Movie Review: Viva Las Vegas (1964)

A musical romance with some comic moments, Viva Las Vegas features a few good songs and a vibrant Ann-Margret, but an otherwise exceptionally flimsy plot.

Up-and-coming racing car driver Lucky Jackson (Elvis Presley) arrives in Las Vegas to compete in the Grand Prix, but he needs money to buy an engine. Veteran champion racer Count Elmo Mancini (Cesare Danova) offers Lucky a job as a backup driver, but Lucky refuses and starts working as a waiter to make some money. Soon both Lucky and the Count are romantically pursuing swimming instructor Rusty Martin (Ann-Margret). 

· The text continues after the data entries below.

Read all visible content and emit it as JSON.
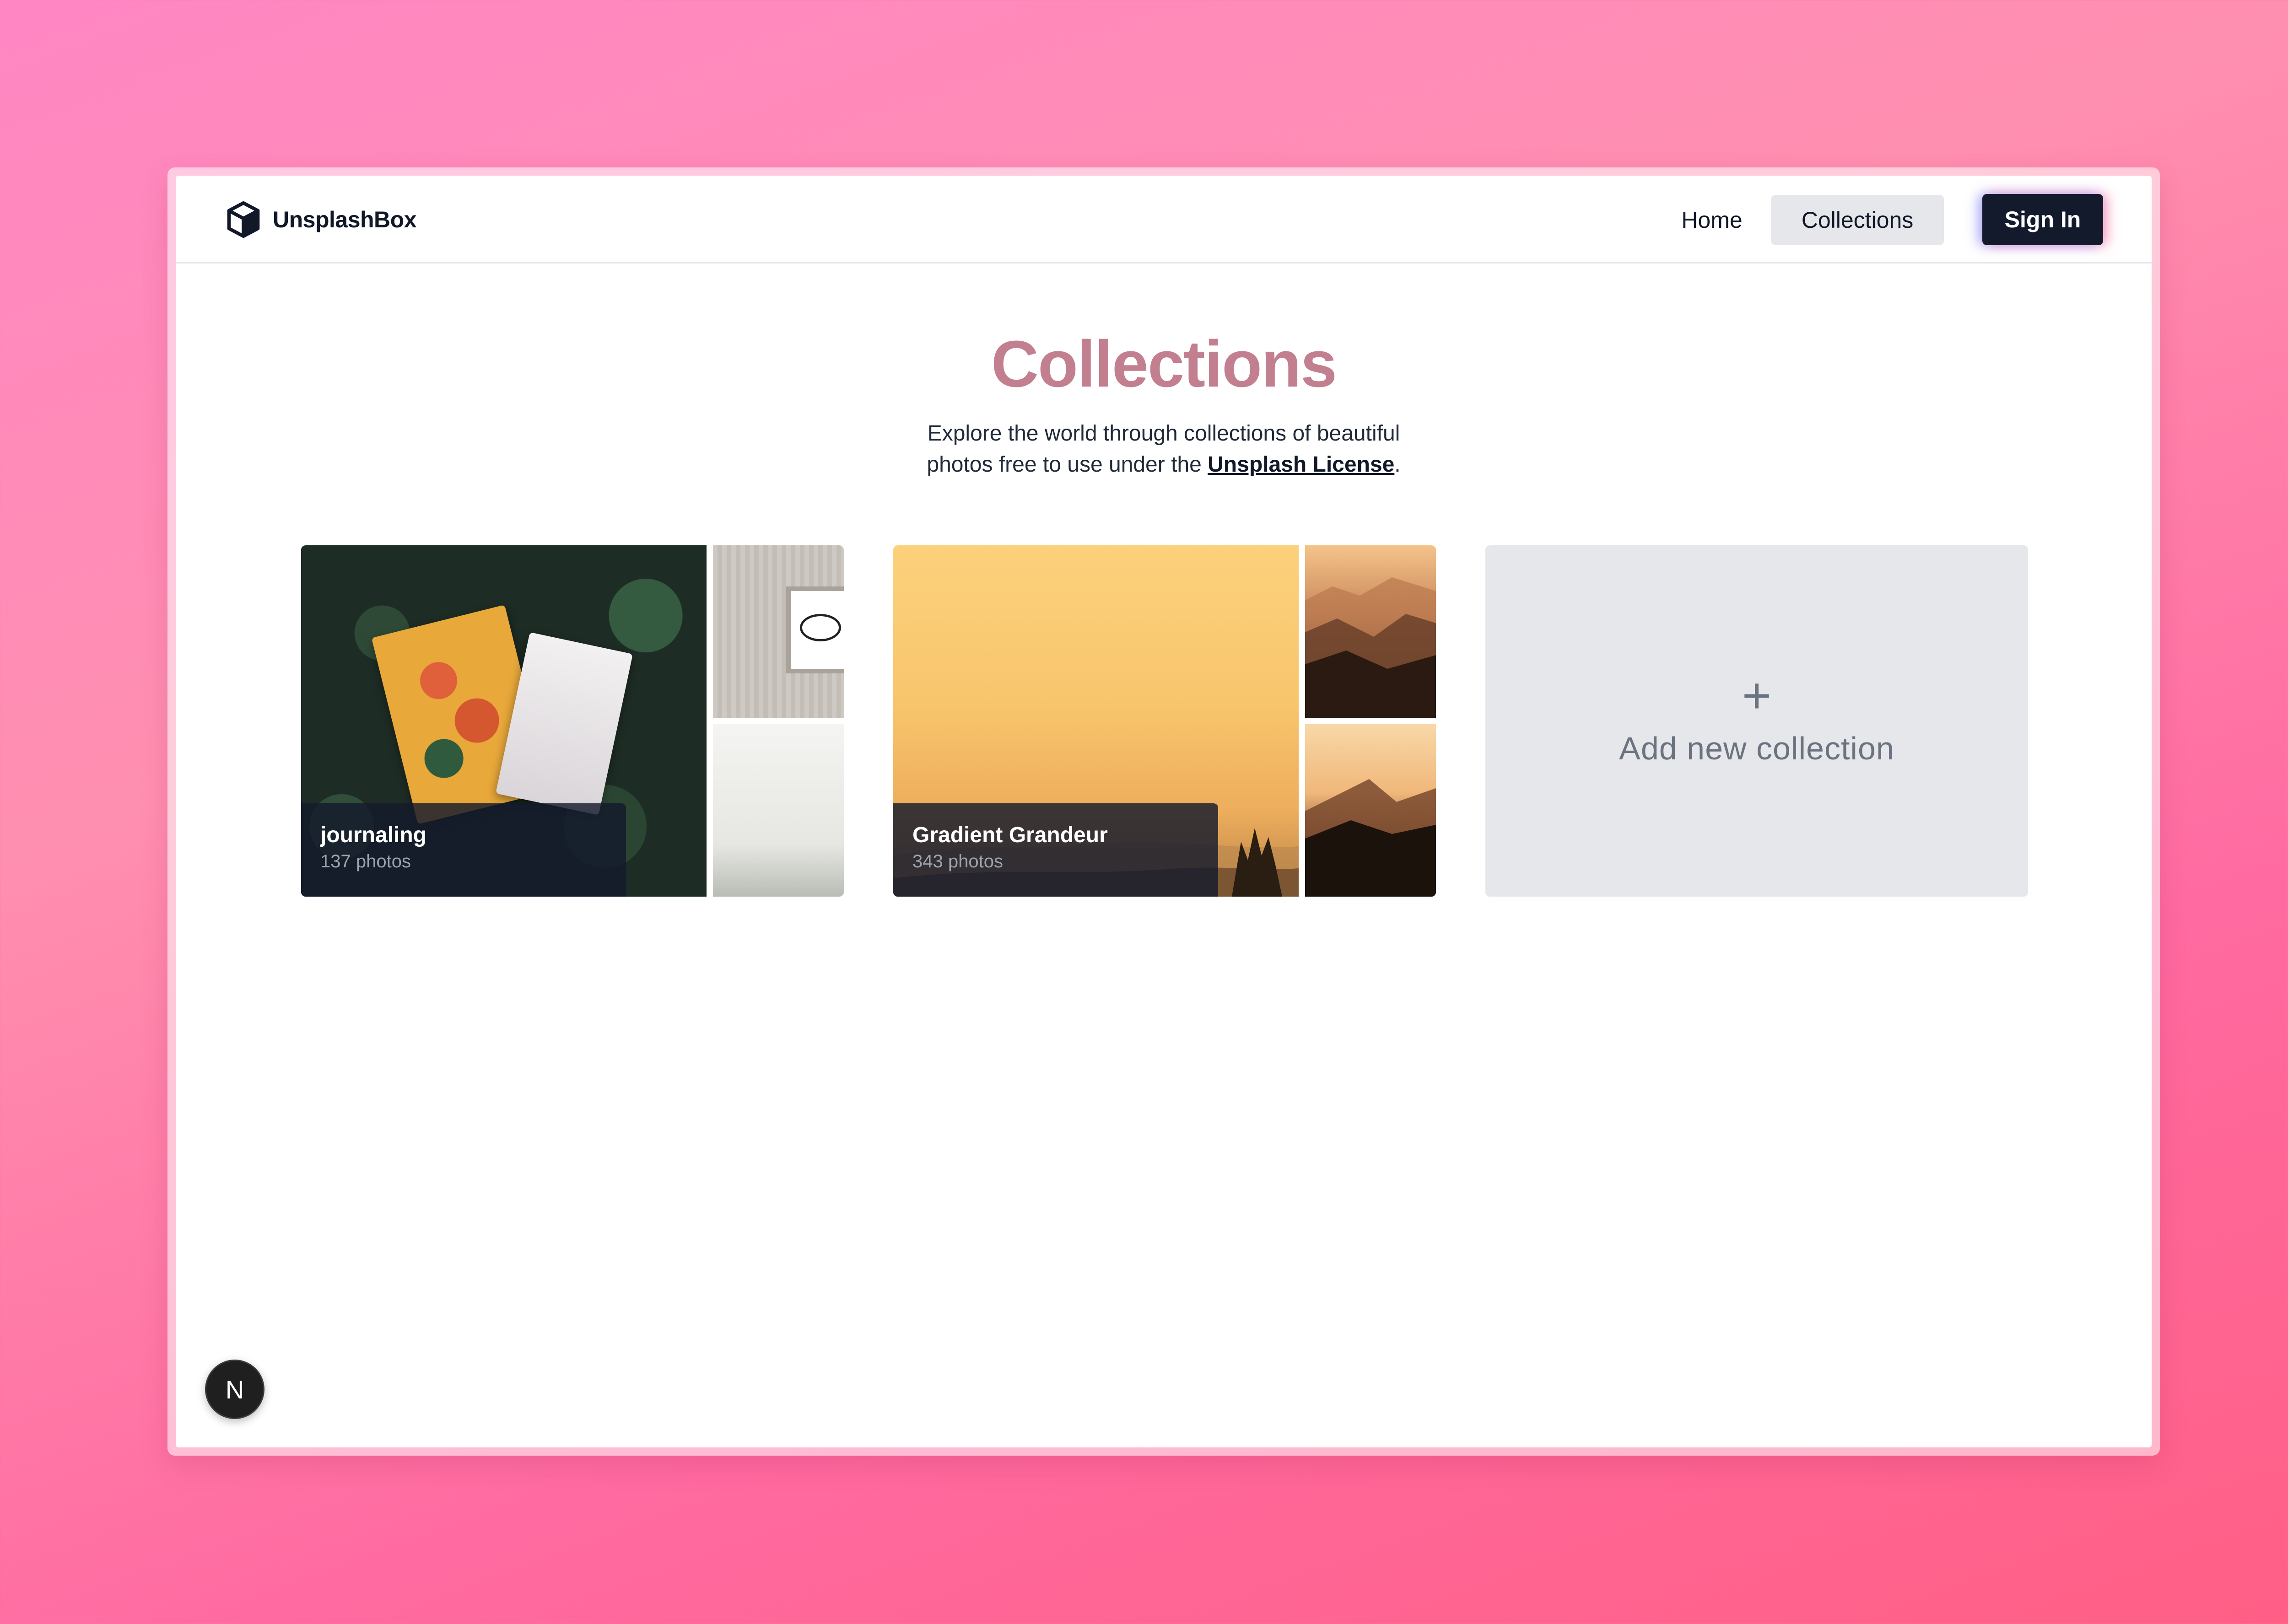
{
  "brand": {
    "name": "UnsplashBox",
    "icon": "cube-icon"
  },
  "nav": {
    "home": "Home",
    "collections": "Collections",
    "sign_in": "Sign In"
  },
  "header": {
    "title": "Collections",
    "subtitle_line1": "Explore the world through collections of beautiful",
    "subtitle_line2_prefix": "photos free to use under the",
    "license_link": "Unsplash License",
    "subtitle_suffix": "."
  },
  "collections": [
    {
      "title": "journaling",
      "count": "137 photos"
    },
    {
      "title": "Gradient Grandeur",
      "count": "343 photos"
    }
  ],
  "add_collection": {
    "icon": "plus-icon",
    "plus": "+",
    "label": "Add new collection"
  },
  "badge": {
    "label": "N",
    "icon": "nextjs-icon"
  },
  "colors": {
    "title": "#c27f8f",
    "primary_button": "#131a2c",
    "active_nav_bg": "#e5e7eb",
    "add_card_bg": "#e5e7eb"
  }
}
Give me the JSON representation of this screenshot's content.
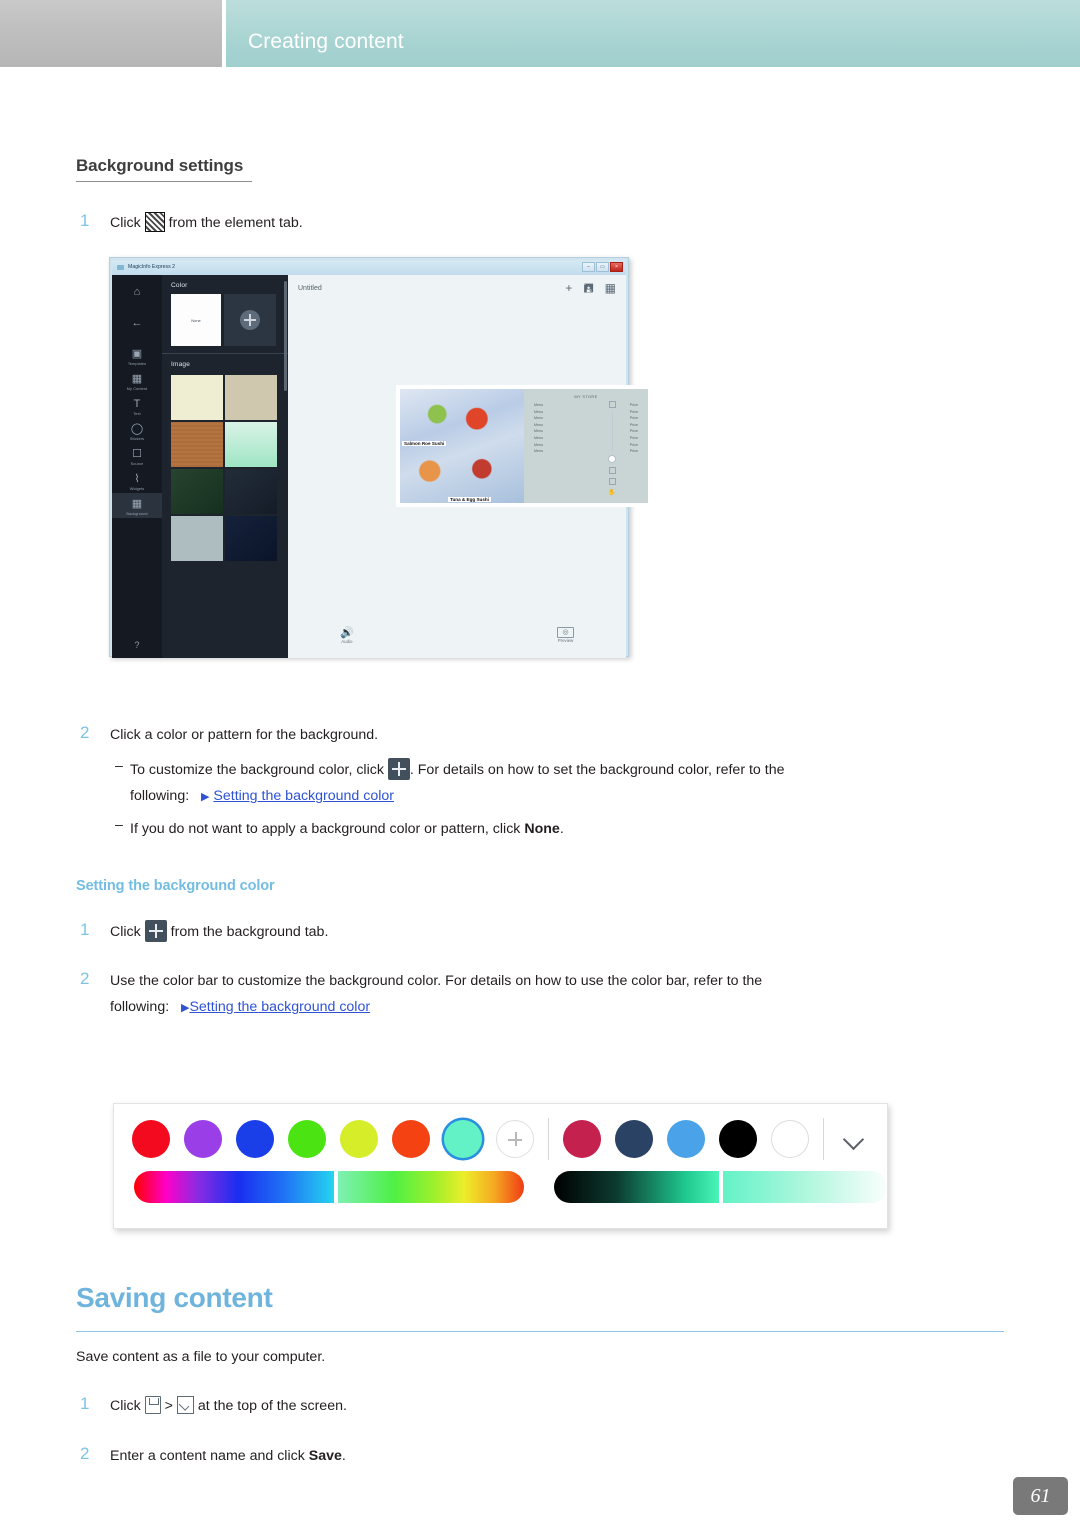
{
  "header": {
    "title": "Creating content",
    "left_block_color": "#bdbdbd",
    "right_block_color": "#a8d4d2"
  },
  "sections": {
    "background_settings": {
      "heading": "Background settings",
      "step1_num": "1",
      "step1_before": "Click",
      "step1_after": "from the element tab.",
      "step2_num": "2",
      "step2_text": "Click a color or pattern for the background.",
      "bullet1_dash": "–",
      "bullet1_before": "To customize the background color, click",
      "bullet1_after": ". For details on how to set the background color, refer to the",
      "bullet1_following": "following:",
      "bullet1_link": "Setting the background color",
      "bullet2_dash": "–",
      "bullet2_before": "If you do not want to apply a background color or pattern, click",
      "bullet2_bold": "None",
      "bullet2_end": "."
    },
    "setting_background_color": {
      "heading": "Setting the background color",
      "step1_num": "1",
      "step1_before": "Click",
      "step1_after": "from the background tab.",
      "step2_num": "2",
      "step2_text": "Use the color bar to customize the background color. For details on how to use the color bar, refer to the",
      "step2_following": "following:",
      "step2_link": "Setting the background color"
    },
    "saving_content": {
      "heading": "Saving content",
      "intro": "Save content as a file to your computer.",
      "step1_num": "1",
      "step1_before": "Click",
      "step1_mid": ">",
      "step1_after": "at the top of the screen.",
      "step2_num": "2",
      "step2_before": "Enter a content name and click",
      "step2_bold": "Save",
      "step2_end": "."
    }
  },
  "app_screenshot": {
    "window_title": "MagicInfo Express 2",
    "window_buttons": [
      "–",
      "▭",
      "×"
    ],
    "rail": [
      {
        "name": "home-icon",
        "label": ""
      },
      {
        "name": "back-arrow-icon",
        "label": ""
      },
      {
        "name": "templates-icon",
        "label": "Templates"
      },
      {
        "name": "my-content-icon",
        "label": "My Content"
      },
      {
        "name": "text-icon",
        "label": "Text"
      },
      {
        "name": "stickers-icon",
        "label": "Stickers"
      },
      {
        "name": "source-icon",
        "label": "Source"
      },
      {
        "name": "widgets-icon",
        "label": "Widgets"
      },
      {
        "name": "background-icon",
        "label": "Background"
      }
    ],
    "rail_help": "?",
    "panel": {
      "color_heading": "Color",
      "none_swatch": "None",
      "image_heading": "Image",
      "image_swatches": [
        "#efeed3",
        "#cfc8ae",
        "#b5733f",
        "#b6ead1",
        "#1e3a2c",
        "#1b2430",
        "#aebdc0",
        "#101c33"
      ]
    },
    "canvas": {
      "doc_title": "Untitled",
      "toolbar_icons": [
        "plus-icon",
        "save-icon",
        "layout-grid-icon"
      ],
      "stage": {
        "caption1": "Salmon Roe Sushi",
        "caption2": "Tuna & Egg Sushi",
        "menu_title": "MY STORE",
        "menu_rows": [
          {
            "name": "Menu",
            "price": "Price"
          },
          {
            "name": "Menu",
            "price": "Price"
          },
          {
            "name": "Menu",
            "price": "Price"
          },
          {
            "name": "Menu",
            "price": "Price"
          },
          {
            "name": "Menu",
            "price": "Price"
          },
          {
            "name": "Menu",
            "price": "Price"
          },
          {
            "name": "Menu",
            "price": "Price"
          },
          {
            "name": "Menu",
            "price": "Price"
          }
        ]
      },
      "bottom": {
        "audio_label": "Audio",
        "preview_label": "Preview",
        "preview_glyph": "◎"
      },
      "zoom_tools": {
        "plus": "+",
        "fit": "✥",
        "hand": "✋"
      }
    }
  },
  "color_picker": {
    "swatches_left": [
      {
        "name": "red",
        "color": "#f40a1e",
        "selected": false
      },
      {
        "name": "purple",
        "color": "#9a3fe8",
        "selected": false
      },
      {
        "name": "blue",
        "color": "#1a3fe8",
        "selected": false
      },
      {
        "name": "green",
        "color": "#4ce313",
        "selected": false
      },
      {
        "name": "yellow-green",
        "color": "#d6ee2a",
        "selected": false
      },
      {
        "name": "orange-red",
        "color": "#f44212",
        "selected": false
      },
      {
        "name": "mint",
        "color": "#63f2c6",
        "selected": true
      }
    ],
    "add_swatch": "plus-icon",
    "swatches_right": [
      {
        "name": "crimson",
        "color": "#c4214f",
        "selected": false
      },
      {
        "name": "navy",
        "color": "#2a4264",
        "selected": false
      },
      {
        "name": "sky-blue",
        "color": "#4aa3e8",
        "selected": false
      },
      {
        "name": "black",
        "color": "#000000",
        "selected": false
      },
      {
        "name": "white",
        "color": "#ffffff",
        "selected": false
      }
    ],
    "expand_icon": "chevron-down-icon",
    "hue_bar_left": "linear-gradient(90deg,#ff0000,#ff00c8,#8a2be2,#1a2ef0,#1f6ff5,#25d5ef)",
    "hue_bar_right": "linear-gradient(90deg,#7ff0b4,#4ef045,#9ff02a,#eded2a,#f5a821,#f03c14)",
    "value_bar_left": "linear-gradient(90deg,#000000,#0c3b30,#1fc98f,#4bf5b9)",
    "value_bar_right": "linear-gradient(90deg,#63f2c6,#b6f7e0,#fafefd)"
  },
  "page_number": "61"
}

Even by the standards of quickie musicals, Viva Las Vegas is entirely dismissive of anything that passes as a rational story. Writer Sally Benson must have used the full width of a napkin to scrawl down "racer seeks engine", and director George Sidney just points his cameras at Presley and Ann-Margret doing their thing and hopes for the best. By the end of the movie one character may have been decapitated and burned to a crisp in a car racing crash, but the horrifying tragedy is ignored in favour of a happy song reprise.

Ann-Margaret's vibrant charisma almost single-handedly threatens to save the movie, her stage-filling seductive presence pointing the way towards the future of musical entertainment and relegating Presley to a predictable warbling side-show. With an athleticism-focused fun wardrobe and colours complementing her flaming hair, she dominates in a display of racy energy. 

The musical highlights include the title song, the duet The Lady Loves Me, and Ann-Margret singing Appreciation and enjoying a legendary dance practice in an orange-red top and black leggings. Both the movie and the music achieve a peak with What'd I Say, the two stars scorching the screen in matching yellow outfits.

Elsewhere the film serves as a bit of a tourism commercial for Las Vegas, a montage sequence joining the lovers-to-be as they enjoy all that the town offers. Viva Las Vegas sustains no substance, but sells the sizzle.